En France, les TMS des membres supérieurs sont reconnus au titre des tableaux 57, 69, 97 et 98 des maladies professionnelles (MP) du régime général et au titre du tableau 39 du régime agricole.
Les régions corporelles concernées par les TMS sont principalement les épaules
(exemple : tendinopathie de la coiffe des rotateurs), le coude
(exemple : épicondylite), les extrémités des membres supérieurs
(exemple : syndrome du canal carpien pour le poignet), le cou, et le dos.
Tous les secteurs d’activité sont touchés.

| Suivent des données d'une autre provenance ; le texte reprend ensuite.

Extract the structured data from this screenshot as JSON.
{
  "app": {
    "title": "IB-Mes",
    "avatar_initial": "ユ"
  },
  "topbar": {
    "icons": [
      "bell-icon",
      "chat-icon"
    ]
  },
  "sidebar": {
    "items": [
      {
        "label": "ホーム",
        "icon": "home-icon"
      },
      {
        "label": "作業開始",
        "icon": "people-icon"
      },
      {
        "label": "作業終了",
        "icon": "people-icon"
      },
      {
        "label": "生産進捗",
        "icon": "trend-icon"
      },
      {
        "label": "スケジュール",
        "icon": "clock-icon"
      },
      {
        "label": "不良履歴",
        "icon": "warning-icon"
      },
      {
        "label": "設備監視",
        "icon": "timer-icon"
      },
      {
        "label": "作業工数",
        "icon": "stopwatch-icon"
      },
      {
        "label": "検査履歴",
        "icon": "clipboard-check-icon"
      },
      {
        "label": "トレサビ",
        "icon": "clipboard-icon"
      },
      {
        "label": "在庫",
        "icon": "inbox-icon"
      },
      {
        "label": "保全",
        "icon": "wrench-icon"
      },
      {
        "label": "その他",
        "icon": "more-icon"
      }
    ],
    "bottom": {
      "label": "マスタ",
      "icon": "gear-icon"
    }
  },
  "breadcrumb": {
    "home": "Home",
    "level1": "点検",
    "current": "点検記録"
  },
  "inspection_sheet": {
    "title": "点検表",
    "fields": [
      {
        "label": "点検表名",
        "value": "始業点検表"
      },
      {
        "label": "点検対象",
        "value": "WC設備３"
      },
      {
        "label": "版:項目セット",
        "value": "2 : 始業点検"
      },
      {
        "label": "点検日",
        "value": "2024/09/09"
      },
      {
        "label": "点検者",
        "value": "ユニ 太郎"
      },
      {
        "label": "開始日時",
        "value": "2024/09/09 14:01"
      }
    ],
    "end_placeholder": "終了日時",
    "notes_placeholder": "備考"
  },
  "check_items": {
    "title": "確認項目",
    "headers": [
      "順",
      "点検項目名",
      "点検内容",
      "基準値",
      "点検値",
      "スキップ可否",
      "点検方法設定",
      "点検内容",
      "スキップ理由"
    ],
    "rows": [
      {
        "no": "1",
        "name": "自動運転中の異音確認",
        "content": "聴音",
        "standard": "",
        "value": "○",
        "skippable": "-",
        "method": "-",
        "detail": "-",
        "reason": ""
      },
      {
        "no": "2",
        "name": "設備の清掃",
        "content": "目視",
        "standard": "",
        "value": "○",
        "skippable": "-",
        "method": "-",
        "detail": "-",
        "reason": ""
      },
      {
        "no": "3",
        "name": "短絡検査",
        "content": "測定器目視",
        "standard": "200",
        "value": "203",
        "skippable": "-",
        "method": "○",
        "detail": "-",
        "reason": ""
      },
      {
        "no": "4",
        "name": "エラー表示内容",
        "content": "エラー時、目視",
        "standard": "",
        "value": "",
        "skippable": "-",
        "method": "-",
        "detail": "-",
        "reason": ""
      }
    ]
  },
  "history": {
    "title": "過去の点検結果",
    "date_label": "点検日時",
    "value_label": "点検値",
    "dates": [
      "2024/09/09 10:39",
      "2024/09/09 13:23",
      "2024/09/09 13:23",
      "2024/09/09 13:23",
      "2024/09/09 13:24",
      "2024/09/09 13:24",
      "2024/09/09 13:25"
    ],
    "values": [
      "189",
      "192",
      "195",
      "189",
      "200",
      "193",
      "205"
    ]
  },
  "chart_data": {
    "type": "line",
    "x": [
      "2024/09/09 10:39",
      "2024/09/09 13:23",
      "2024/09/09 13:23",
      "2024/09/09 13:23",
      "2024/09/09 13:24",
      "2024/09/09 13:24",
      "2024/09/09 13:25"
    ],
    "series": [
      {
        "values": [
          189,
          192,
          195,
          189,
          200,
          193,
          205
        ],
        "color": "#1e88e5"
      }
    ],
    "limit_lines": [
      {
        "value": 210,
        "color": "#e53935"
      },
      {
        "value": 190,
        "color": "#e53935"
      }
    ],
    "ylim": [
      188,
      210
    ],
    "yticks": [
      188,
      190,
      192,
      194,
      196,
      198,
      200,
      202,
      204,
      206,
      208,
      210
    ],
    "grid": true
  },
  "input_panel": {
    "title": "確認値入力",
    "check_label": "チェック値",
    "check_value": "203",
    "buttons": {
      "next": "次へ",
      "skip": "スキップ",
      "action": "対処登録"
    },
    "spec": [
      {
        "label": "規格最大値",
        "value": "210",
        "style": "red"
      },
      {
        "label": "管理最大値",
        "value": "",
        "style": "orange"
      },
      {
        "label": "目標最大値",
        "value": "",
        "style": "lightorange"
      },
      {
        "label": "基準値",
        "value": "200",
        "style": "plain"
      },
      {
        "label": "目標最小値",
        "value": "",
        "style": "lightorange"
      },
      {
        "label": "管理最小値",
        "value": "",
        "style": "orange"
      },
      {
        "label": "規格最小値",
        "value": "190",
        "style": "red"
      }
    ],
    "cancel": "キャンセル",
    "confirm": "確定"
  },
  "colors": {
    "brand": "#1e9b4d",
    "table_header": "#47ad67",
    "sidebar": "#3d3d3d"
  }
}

Les facteurs de risques peuvent se répartir en deux grandes familles :
FACTEURS INDIVIDUELS
Les facteurs individuels sont liés aux caractéristiques intrinsèques des individus (le sexe, l’âge, les antécédents médicaux…).

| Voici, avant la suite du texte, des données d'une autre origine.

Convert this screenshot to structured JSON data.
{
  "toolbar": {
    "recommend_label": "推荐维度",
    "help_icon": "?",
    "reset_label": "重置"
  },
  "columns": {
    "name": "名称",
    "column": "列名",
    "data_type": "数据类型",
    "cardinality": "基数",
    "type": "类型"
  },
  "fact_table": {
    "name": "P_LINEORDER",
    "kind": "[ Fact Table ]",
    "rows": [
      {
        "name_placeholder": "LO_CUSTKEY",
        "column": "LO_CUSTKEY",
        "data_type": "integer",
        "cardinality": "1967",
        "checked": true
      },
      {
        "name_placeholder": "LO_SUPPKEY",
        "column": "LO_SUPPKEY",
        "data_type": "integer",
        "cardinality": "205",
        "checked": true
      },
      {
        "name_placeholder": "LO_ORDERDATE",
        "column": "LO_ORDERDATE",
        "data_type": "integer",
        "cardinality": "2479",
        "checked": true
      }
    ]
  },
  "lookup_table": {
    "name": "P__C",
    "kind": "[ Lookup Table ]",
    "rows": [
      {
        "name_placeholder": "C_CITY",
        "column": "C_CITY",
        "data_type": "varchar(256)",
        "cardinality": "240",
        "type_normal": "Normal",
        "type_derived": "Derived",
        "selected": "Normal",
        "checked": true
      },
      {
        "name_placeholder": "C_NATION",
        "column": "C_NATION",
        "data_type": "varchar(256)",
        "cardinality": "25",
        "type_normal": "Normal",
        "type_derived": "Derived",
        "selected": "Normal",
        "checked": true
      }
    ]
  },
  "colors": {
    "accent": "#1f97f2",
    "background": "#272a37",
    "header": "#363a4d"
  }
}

Il existe une « sensibilité individuelle » qui fait que pour un même geste effectué, certaines personnes auront une tendinite, et d’autres pas.
FACTEURS ENVIRONNEMENTAUX
FACTEURS BIOMÉCANIQUES
Les principaux facteurs biomécaniques sont la répétitivité des gestes, les efforts excessifs, les zones articulaires extrêmes, le travail en position maintenue, ils sont déterminés par différentes caractéristiques du travail (aménagement du poste, organisation du travail…) :
- LA FORTE RÉPÉTITIVITÉ DES GESTES
La répétitivité est définie par :
- Un nombre de mouvements par minute d’une articulation (5 gestes/min = Risque – 10 gestes/min = Danger - ED 776 INRS)

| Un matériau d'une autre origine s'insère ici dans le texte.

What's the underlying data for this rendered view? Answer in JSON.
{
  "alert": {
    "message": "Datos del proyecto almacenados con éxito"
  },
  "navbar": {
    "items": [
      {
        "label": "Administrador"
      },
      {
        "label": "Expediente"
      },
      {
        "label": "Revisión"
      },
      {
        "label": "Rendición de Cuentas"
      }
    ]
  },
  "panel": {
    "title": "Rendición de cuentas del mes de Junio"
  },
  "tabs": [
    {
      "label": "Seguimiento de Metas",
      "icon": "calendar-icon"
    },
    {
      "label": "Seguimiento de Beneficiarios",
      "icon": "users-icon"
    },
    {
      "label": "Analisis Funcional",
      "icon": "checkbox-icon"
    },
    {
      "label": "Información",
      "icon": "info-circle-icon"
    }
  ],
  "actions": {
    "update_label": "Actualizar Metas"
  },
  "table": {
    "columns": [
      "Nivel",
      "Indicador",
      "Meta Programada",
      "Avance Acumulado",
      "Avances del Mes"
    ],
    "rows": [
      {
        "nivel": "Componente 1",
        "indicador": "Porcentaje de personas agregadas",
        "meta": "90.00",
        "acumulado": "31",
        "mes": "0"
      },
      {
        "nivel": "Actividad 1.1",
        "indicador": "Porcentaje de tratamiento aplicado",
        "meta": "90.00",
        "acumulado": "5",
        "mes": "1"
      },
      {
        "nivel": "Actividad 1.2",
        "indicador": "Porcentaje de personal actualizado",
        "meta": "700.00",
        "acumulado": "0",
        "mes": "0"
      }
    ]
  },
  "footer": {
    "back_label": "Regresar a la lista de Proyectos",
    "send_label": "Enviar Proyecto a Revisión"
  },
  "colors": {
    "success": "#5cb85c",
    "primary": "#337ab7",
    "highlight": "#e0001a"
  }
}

- Ou le nombre de fois où la main touche un élément de travail
- Ou par la durée du cycle de travail. (seuil: 30 secondes - ED 957 INRS).
EXEMPLE : ÉCHELLE D’ÉVALUATION UTILISÉE PAR OREGE (ANNEXE I EN BAS DE PAGE)
Les activités nécessitant un effort ne se résument pas à la manutention d’objets lourds. Il peut avoir un exercice de force dans d’autres conditions, par exemple :
- Travail avec un outil (pression mécanique par le contact direct entre la paume de la main et un objet dur)
- Assemblage de pièces
- Travail de précision
POUR ÉVALUER LA FORCE NÉCESSAIRE À UNE ACTIVITÉ, PLUSIEURS FACTEURS SONT À PRENDRE EN COMPTE (ANNEXE II EN BAS DE PAGE).
- LES ZONES ARTICULAIRES EXTRÊMES
Les amplitudes articulaires des différents sièges de douleurs (épaule, coude…) sont évaluées selon des postures de référence
(Annexe III en bas de page).
CES POSTURES DE RÉFÉRENCE ET À RISQUES SONT DÉFINIES PAR L’INRS: (ANNEXE IIIEN BAS DE PAGE)
- LE TRAVAIL EN POSITION MAINTENUE
Ces facteurs biomécaniques sont déterminés par différentes caractéristiques du travail :
- Le poste de travail, ses outils et ses équipements…
- Le port de gants, l’exposition aux vibrations, au bruit et au froid augmentent la probabilité de survenue des TMS. Ils augmentent la force de serrage.
- L’organisation du travail : Les facteurs de risque qui relèvent de l’organisation du travail ont un effet complexe sur le risque TMS. L’organisation du travail détermine en bonne partie l’intensité des autres facteurs de risque (posture, efforts, répétition). Elle peut aussi agir sur l’état psychologique des salariés en générant plus ou moins de stress.
Les principales caractéristiques de l’organisation du travail pouvant avoir un impact sur le risque TMS sont :
- La charge mentale et la cadence
- Les horaires de travail et les pauses
- Les changements technologiques
- La polyvalence
- La pression temporelle…
Le manque de pauses ou d'alternance dans les tâches ainsi qu'une durée de travail excessive sont des facteurs organisationnels qui augmentent le risque de TMS car ils ne permettent pas une récupération suffisante.